Many of you may have encountered those advertisements of our Monetary Authority: the return of an investment is proportional to its risk.
The point is, as Benjamin Graham pointed out (some 70 years ago, in Security Analysis), the return of any risk-free investment is expected to be roughly equal to the nominal inflation rate, which is around 4.5%. (Graham himself used the US treasury bonds as the example of a risk-free investment, which we may not agree nowadays. That's another story.)
How about a business with an average risk (alas, so-called market return rate) ? According to Graham, the expected return is 8% in the long run.
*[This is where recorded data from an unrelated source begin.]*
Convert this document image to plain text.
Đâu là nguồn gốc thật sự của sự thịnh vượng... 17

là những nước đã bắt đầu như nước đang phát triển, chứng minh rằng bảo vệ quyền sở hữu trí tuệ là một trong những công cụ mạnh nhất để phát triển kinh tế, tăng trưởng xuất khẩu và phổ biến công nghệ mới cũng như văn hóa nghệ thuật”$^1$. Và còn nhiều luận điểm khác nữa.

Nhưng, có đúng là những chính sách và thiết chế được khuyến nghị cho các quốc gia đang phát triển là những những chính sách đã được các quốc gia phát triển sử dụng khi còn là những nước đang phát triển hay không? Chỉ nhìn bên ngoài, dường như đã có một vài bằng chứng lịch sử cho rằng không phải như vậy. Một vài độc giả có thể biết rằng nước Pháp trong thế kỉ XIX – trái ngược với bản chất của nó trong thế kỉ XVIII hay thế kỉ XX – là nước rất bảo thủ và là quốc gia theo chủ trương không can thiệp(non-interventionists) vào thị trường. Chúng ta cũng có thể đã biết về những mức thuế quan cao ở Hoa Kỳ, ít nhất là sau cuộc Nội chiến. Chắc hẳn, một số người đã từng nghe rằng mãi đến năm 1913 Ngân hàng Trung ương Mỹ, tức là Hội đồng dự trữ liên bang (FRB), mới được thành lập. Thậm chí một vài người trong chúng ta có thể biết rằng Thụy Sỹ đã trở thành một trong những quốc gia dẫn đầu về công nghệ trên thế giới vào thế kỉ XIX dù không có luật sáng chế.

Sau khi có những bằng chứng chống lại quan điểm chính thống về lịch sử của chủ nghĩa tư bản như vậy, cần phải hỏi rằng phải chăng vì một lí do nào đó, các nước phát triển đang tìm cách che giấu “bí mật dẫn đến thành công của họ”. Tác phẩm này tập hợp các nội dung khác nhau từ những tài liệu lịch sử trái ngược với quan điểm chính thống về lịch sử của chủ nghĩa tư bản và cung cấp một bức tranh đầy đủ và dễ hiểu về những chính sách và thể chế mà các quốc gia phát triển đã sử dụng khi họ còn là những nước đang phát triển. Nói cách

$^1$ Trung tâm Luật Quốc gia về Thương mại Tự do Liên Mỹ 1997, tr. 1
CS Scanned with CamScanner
The inevitable conclusion is, therefore, to meet the requirement of the real-life inflation, one must go for business with an average risk and should never do ordinary saving or any so-called risk-free gadgets (including government bonds).
PS. JW, TW, and other friends who are experienced investors would recognize I have done away with jargon such as Beta and Market Return Rate.
By definition, beta is one for an ordinary business. The above calculation indicates that the deviation is 3.5% (i.e. 8% minus 4.5%). For an investment with very high risk, beta equals 3, and the expected return is 4.5% plus 3 time 3.5%, which makes 15%. An investment with expected return above this figure is unrealistic.
Interested beginners are encouraged to read The Intelligent Investor by Benjamin Graham or The 10-Day MBA by Steven Silbiger.